In the piece, Whitman, a fiscal conservative who served as governor from 1994-2001 and as head of the federal Environmental Protection Agency from 2001-2003, is highly critical of Scott Pruitt, President Trump’s appointee to oversee the agency.

The EPA, notes Whitman, was created 47 years ago by a fellow Republican, President Richard M. Nixon, “to protect the environment and public health.” Under Pruitt’s direction, says Whitman, it “may end up doing neither.”

Since taking the reins of the EPA in February, Pruitt, the former attorney general of Oklahoma, has repealed numerous EPA regulations. His actions, says Whitman, “pose real and lasting threats to the nation’s land, air, water and public health.”

Whitman currently runs the Whitman Strategy Group, which advises on environmental policy. She is particularly incensed by Pruitt’s plan to create a so-called “red team” of scientists—a panel, she says, conceived with the goal of challenging “the conclusions reached by thousands of scientists over decades of research on climate change.” The red team, she adds, “will serve only to confuse the public and sets a deeply troubling precedent for policy-making at the EPA.”

In support of her views, Whitman notes her own credentials as a Republican who embraces “the promise of the free market” and understands the “perils of overregulation.” But, she adds, policy decisions at the EPA “must be based on reliable science”—as opposed to the conclusions of a panel motivated by politics.

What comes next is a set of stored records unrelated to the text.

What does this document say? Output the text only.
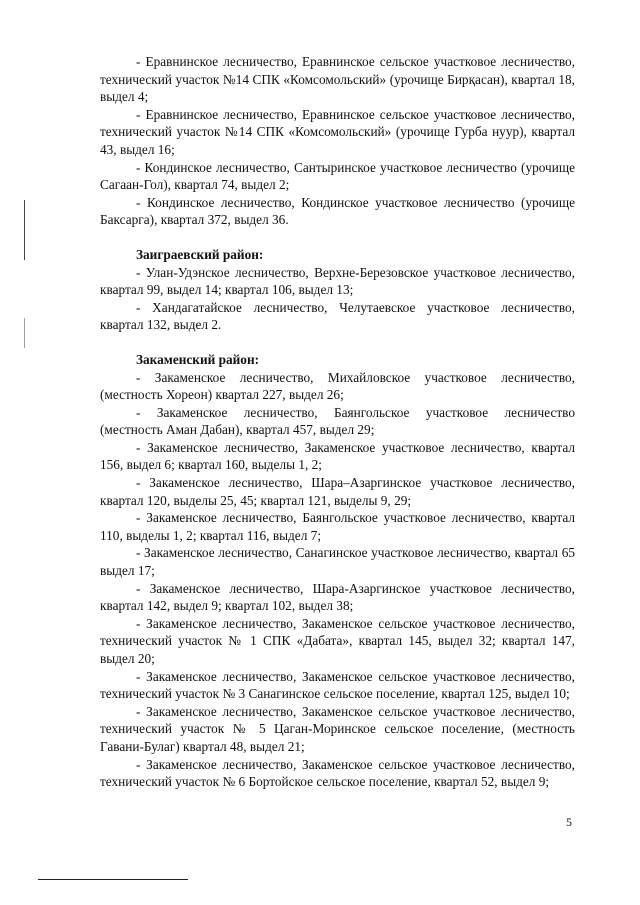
- Еравнинское лесничество, Еравнинское сельское участковое лесничество, технический участок №14 СПК «Комсомольский» (урочище Бирқасан), квартал 18, выдел 4;

- Еравнинское лесничество, Еравнинское сельское участковое лесничество, технический участок №14 СПК «Комсомольский» (урочище Гурба нуур), квартал 43, выдел 16;

- Кондинское лесничество, Сантыринское участковое лесничество (урочище Сагаан-Гол), квартал 74, выдел 2;

- Кондинское лесничество, Кондинское участковое лесничество (урочище Баксарга), квартал 372, выдел 36.

Заиграевский район:

- Улан-Удэнское лесничество, Верхне-Березовское участковое лесничество, квартал 99, выдел 14; квартал 106, выдел 13;

- Хандагатайское лесничество, Челутаевское участковое лесничество, квартал 132, выдел 2.

Закаменский район:

- Закаменское лесничество, Михайловское участковое лесничество, (местность Хореон) квартал 227, выдел 26;

- Закаменское лесничество, Баянгольское участковое лесничество (местность Аман Дабан), квартал 457, выдел 29;

- Закаменское лесничество, Закаменское участковое лесничество, квартал 156, выдел 6; квартал 160, выделы 1, 2;

- Закаменское лесничество, Шара–Азаргинское участковое лесничество, квартал 120, выделы 25, 45; квартал 121, выделы 9, 29;

- Закаменское лесничество, Баянгольское участковое лесничество, квартал 110, выделы 1, 2; квартал 116, выдел 7;

- Закаменское лесничество, Санагинское участковое лесничество, квартал 65 выдел 17;

- Закаменское лесничество, Шара-Азаргинское участковое лесничество, квартал 142, выдел 9; квартал 102, выдел 38;

- Закаменское лесничество, Закаменское сельское участковое лесничество, технический участок № 1 СПК «Дабата», квартал 145, выдел 32; квартал 147, выдел 20;

- Закаменское лесничество, Закаменское сельское участковое лесничество, технический участок № 3 Санагинское сельское поселение, квартал 125, выдел 10;

- Закаменское лесничество, Закаменское сельское участковое лесничество, технический участок № 5 Цаган-Моринское сельское поселение, (местность Гавани-Булаг) квартал 48, выдел 21;

- Закаменское лесничество, Закаменское сельское участковое лесничество, технический участок № 6 Бортойское сельское поселение, квартал 52, выдел 9;

5
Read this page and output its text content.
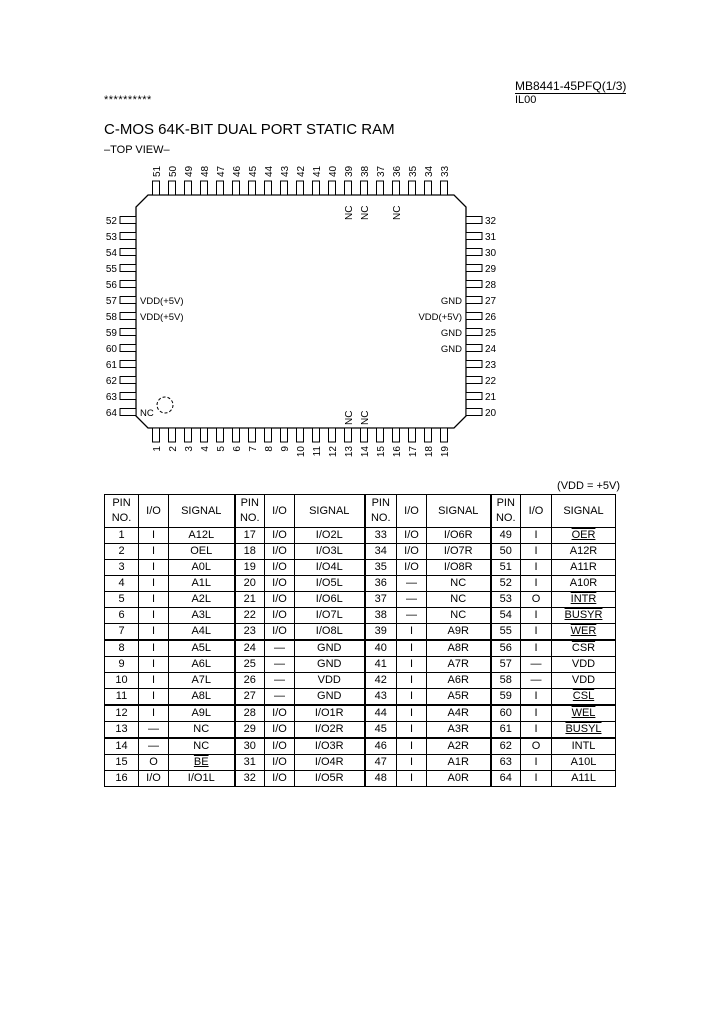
MB8441-45PFQ(1/3)
IL00
**********
C-MOS 64K-BIT DUAL PORT STATIC RAM
–TOP VIEW–
51 50 49 48 47 46 45 44 43 42 41 40 39
NC
38
NC
37 36
NC
35 34 33
1 2 3 4 5 6 7 8 9 10 11 12 13
NC
14
NC
15 16 17 18 19
52
53
54
55
56
57 VDD(+5V)
58 VDD(+5V)
59
60
61
62
63
64 NC
32
31
30
29
28
27
GND
26
VDD(+5V)
25
GND
24
GND
23
22
21
20
(VDD = +5V)
PIN
NO.	I/O	SIGNAL	PIN
NO.	I/O	SIGNAL	PIN
NO.	I/O	SIGNAL	PIN
NO.	I/O	SIGNAL
1	I	A12L	17	I/O	I/O2L	33	I/O	I/O6R	49	I	OER
2	I	OEL	18	I/O	I/O3L	34	I/O	I/O7R	50	I	A12R
3	I	A0L	19	I/O	I/O4L	35	I/O	I/O8R	51	I	A11R
4	I	A1L	20	I/O	I/O5L	36	—	NC	52	I	A10R
5	I	A2L	21	I/O	I/O6L	37	—	NC	53	O	INTR
6	I	A3L	22	I/O	I/O7L	38	—	NC	54	I	BUSYR
7	I	A4L	23	I/O	I/O8L	39	I	A9R	55	I	WER
8	I	A5L	24	—	GND	40	I	A8R	56	I	$\overline{CSR}$
9	I	A6L	25	—	GND	41	I	A7R	57	—	VDD
10	I	A7L	26	—	VDD	42	I	A6R	58	—	VDD
11	I	A8L	27	—	GND	43	I	A5R	59	I	CSL
12	I	A9L	28	I/O	I/O1R	44	I	A4R	60	I	WEL
13	—	NC	29	I/O	I/O2R	45	I	A3R	61	I	BUSYL
14	—	NC	30	I/O	I/O3R	46	I	A2R	62	O	INTL
15	O	BE	31	I/O	I/O4R	47	I	A1R	63	I	A10L
16	I/O	I/O1L	32	I/O	I/O5R	48	I	A0R	64	I	A11L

“Mr. Pruitt,” says Whitman, “seeks to use the power of the EPA to elevate those who have already lost the argument.” That’s “shameful,” she says, and “a waste of the government’s time, energy and resources.” What’s more, it’s “a slap in the face to fiscal responsibility and responsible governance.”

Ultimately, says Whitman, in an obvious swipe at President Trump: “The EPA is too important to treat like a reality TV show. People’s lives and our country’s resources are at stake.”